RYE BROOK, N.Y. (CBSNewYork) – A bridge over a busy parkway in Westchester County has a dubious distinction: It has been hit by trucks almost 150 times in the last 10 years.
That’s more than any other bridge in the state.
Now new technology is in place to put the brakes on the bridge strikes.
The King Street Bridge on the Hutchinson River Parkway is right on the New York/Connecticut state line. Twenty four times last year, a truck illegally driving on the Hutch has struck it, often shaking the Cassese home a block away.
“Big impact, echoing explosion. Absolutely wakes us up out of our sleep,” said homeowner Chris Cassese.
“These stupid trucks… they’re too loud. Crazy drivers,” an 8-year-old told CBS2’s Tony Aiello.
That always causes massive delays for drivers struck behind them.
“Somebody who couldn’t get to school, couldn’t get to a doctor’s appointment. This has been a perennial source of frustration in this community,” said St. Sen. Shelley Mayer.
Last year, County Executive George Latimer made this a priority. Now, the payoff has come: Almost $2 million in new infrared detectors near Exits 26 and 29. When an overheight truck drives past and breaks the infrared beam, warning signs light up telling the vehicles to exit immediately.

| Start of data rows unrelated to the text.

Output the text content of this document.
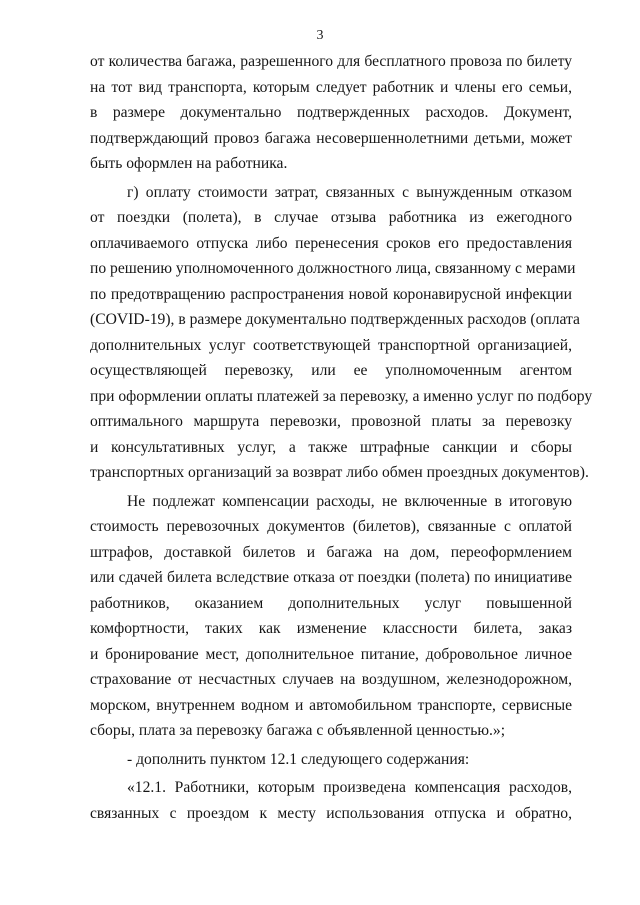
3
от количества багажа, разрешенного для бесплатного провоза по билету
на тот вид транспорта, которым следует работник и члены его семьи,
в размере документально подтвержденных расходов. Документ,
подтверждающий провоз багажа несовершеннолетними детьми, может
быть оформлен на работника.
г) оплату стоимости затрат, связанных с вынужденным отказом
от поездки (полета), в случае отзыва работника из ежегодного
оплачиваемого отпуска либо перенесения сроков его предоставления
по решению уполномоченного должностного лица, связанному с мерами
по предотвращению распространения новой коронавирусной инфекции
(COVID-19), в размере документально подтвержденных расходов (оплата
дополнительных услуг соответствующей транспортной организацией,
осуществляющей перевозку, или ее уполномоченным агентом
при оформлении оплаты платежей за перевозку, а именно услуг по подбору
оптимального маршрута перевозки, провозной платы за перевозку
и консультативных услуг, а также штрафные санкции и сборы
транспортных организаций за возврат либо обмен проездных документов).
Не подлежат компенсации расходы, не включенные в итоговую
стоимость перевозочных документов (билетов), связанные с оплатой
штрафов, доставкой билетов и багажа на дом, переоформлением
или сдачей билета вследствие отказа от поездки (полета) по инициативе
работников, оказанием дополнительных услуг повышенной
комфортности, таких как изменение классности билета, заказ
и бронирование мест, дополнительное питание, добровольное личное
страхование от несчастных случаев на воздушном, железнодорожном,
морском, внутреннем водном и автомобильном транспорте, сервисные
сборы, плата за перевозку багажа с объявленной ценностью.»;
- дополнить пунктом 12.1 следующего содержания:
«12.1. Работники, которым произведена компенсация расходов,
связанных с проездом к месту использования отпуска и обратно,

There state also added almost a dozen variable message signs now on the shoulder, warning trucks they don’t belong on the parkway. They also added multiple additional signs warning of low clearances.

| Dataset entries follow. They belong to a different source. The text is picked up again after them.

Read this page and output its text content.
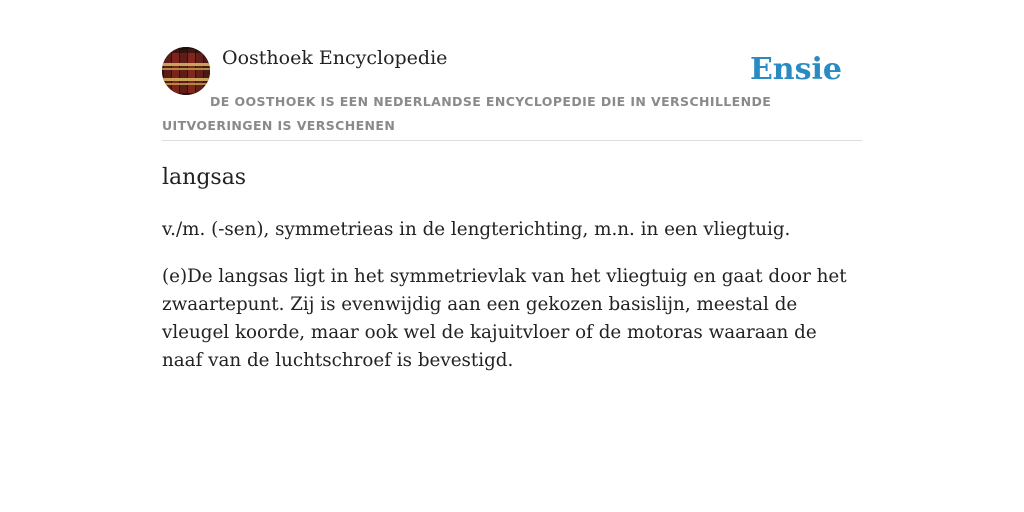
Oosthoek Encyclopedie	Ensie
DE OOSTHOEK IS EEN NEDERLANDSE ENCYCLOPEDIE DIE IN VERSCHILLENDE UITVOERINGEN IS VERSCHENEN
langsas

v./m. (-sen), symmetrieas in de lengterichting, m.n. in een vliegtuig.

(e)De langsas ligt in het symmetrievlak van het vliegtuig en gaat door het zwaartepunt. Zij is evenwijdig aan een gekozen basislijn, meestal de vleugel koorde, maar ook wel de kajuitvloer of de motoras waaraan de naaf van de luchtschroef is bevestigd.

The state said no, for now, to a request to install so-called “headbangers” – a kind of overheight warning unit – at some of the Parkway entrances. The county will revisit if the problem persists.
Most of the drivers who hit the bridge are navigating using an app like Waze on their smartphone. Latimer asked companies including Waze to add prominent low clearance parkway warnings in their app, including audible alerts.

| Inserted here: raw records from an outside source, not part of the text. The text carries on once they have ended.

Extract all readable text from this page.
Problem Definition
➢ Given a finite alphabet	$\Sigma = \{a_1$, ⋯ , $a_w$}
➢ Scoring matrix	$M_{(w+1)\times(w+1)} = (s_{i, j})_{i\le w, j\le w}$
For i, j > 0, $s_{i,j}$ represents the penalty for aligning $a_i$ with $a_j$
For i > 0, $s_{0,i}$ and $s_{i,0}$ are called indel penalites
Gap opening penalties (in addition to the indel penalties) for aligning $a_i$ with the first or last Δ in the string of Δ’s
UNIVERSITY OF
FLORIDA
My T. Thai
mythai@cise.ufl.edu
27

“We did not get the kind of response we wanted. We haven’t given up on it, and I think perhaps we’ll work with the state because that might have more impact with these people than just the county government,” Latimer said.
The state says it is using a “three E” approach.
“Engineering, education, and enforcement. It takes all three,” said N.Y. State Department of Transportation Commissioner Marie Therese Dominguez. “Need to educate the public, and also need a factor of enforcement.”
Minutes after the press conference, the system triggered police to a truck, which was pulled over before it could strike the bridge.